Nuestra sociedad funciona con resortes que van en contra de la vida misma. Muchos accidentes se producen por esa necesidad de estar siempre en otro lado, en la incapacidad de vivir “aquí y ahora”.

Nos duchamos y pensamos en la ropa; nos vestimos y tenemos la mente en el desayuno; tomamos el café y ensayamos la reunión del trabajo. Esperamos que las personas respondan nuestros mensajes de Whatsapp al instante. O, al revés, creemos que los demás no podrán vivir sin nuestra respuesta inmediata. Tan importantes nos hemos llegado a creer. Han evolucionado tanto y tan rápido las tecnologías que no se han medido las consecuencias de abusar de ellas ni se ha reflexionado lo suficiente sobre la magnitud real del un problema social tan grande o más que las drogas y el alcohol por todo lo que puede implicar. Las personas creen satisfacer sus necesidades comunicativas e incluso afectivas tan rápido y a tal magnitud que minimizan las frustraciones que luego les genera no recibir mensajes o pasarse horas del día enviando y recibiendo mientras la vida pasa por su lado.

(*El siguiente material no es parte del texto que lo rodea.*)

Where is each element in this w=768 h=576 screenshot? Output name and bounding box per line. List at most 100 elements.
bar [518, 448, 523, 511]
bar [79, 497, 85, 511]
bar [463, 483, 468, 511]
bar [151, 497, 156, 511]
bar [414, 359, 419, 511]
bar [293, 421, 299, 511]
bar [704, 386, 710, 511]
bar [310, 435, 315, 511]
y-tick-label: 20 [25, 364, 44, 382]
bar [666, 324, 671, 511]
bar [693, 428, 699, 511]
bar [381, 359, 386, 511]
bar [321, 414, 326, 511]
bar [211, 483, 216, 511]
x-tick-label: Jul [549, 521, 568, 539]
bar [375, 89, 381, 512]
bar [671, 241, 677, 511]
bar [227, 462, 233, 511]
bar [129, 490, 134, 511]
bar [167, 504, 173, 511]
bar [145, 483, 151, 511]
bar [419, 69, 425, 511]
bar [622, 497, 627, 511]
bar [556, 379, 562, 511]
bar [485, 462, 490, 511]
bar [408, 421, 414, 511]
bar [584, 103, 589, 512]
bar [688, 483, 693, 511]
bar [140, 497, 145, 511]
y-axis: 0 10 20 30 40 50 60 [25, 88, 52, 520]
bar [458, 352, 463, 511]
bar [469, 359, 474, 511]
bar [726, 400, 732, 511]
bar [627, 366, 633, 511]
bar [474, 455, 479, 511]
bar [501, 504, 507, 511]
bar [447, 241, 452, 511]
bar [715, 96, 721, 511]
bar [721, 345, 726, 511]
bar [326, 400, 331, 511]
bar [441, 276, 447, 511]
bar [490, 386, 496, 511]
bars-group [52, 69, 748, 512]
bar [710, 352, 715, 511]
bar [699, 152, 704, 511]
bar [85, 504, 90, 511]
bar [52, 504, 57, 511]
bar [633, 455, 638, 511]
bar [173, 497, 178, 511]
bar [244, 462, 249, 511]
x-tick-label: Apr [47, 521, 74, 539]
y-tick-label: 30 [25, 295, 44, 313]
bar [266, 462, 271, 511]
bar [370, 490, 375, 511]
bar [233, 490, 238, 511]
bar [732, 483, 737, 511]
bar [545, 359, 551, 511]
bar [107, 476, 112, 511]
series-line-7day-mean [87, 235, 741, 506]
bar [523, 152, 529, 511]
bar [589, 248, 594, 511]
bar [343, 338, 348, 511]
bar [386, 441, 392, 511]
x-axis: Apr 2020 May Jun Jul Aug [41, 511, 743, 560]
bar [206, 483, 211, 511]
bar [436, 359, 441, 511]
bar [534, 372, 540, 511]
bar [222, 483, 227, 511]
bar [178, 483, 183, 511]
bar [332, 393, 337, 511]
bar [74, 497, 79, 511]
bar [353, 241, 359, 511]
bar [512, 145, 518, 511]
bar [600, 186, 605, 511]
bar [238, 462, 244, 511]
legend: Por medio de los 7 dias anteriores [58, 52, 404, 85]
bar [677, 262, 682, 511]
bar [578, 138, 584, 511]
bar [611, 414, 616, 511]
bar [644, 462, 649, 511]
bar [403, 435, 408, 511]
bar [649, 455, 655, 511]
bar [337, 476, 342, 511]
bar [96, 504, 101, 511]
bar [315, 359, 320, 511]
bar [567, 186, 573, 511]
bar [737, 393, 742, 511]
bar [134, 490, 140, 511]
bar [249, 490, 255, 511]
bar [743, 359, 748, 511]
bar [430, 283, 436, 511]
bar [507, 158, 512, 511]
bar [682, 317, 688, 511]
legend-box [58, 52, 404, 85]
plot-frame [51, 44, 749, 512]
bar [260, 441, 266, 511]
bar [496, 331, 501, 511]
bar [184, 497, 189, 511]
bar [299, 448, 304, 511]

Por eso, la educación y la prevención no pueden basarse sólo en mostrar las consecuencias con terroríficos videos de coches destrozados, sangre, cristales por todas partes y un teléfono que rueda por el asfalto. Un auténtico cambio pasa sobre todo por atajar las adicciones de las personas a las nuevas tecnologías y por identificar la soledad que nos lleva a creer que necesitamos estar conectados las 24 horas del día.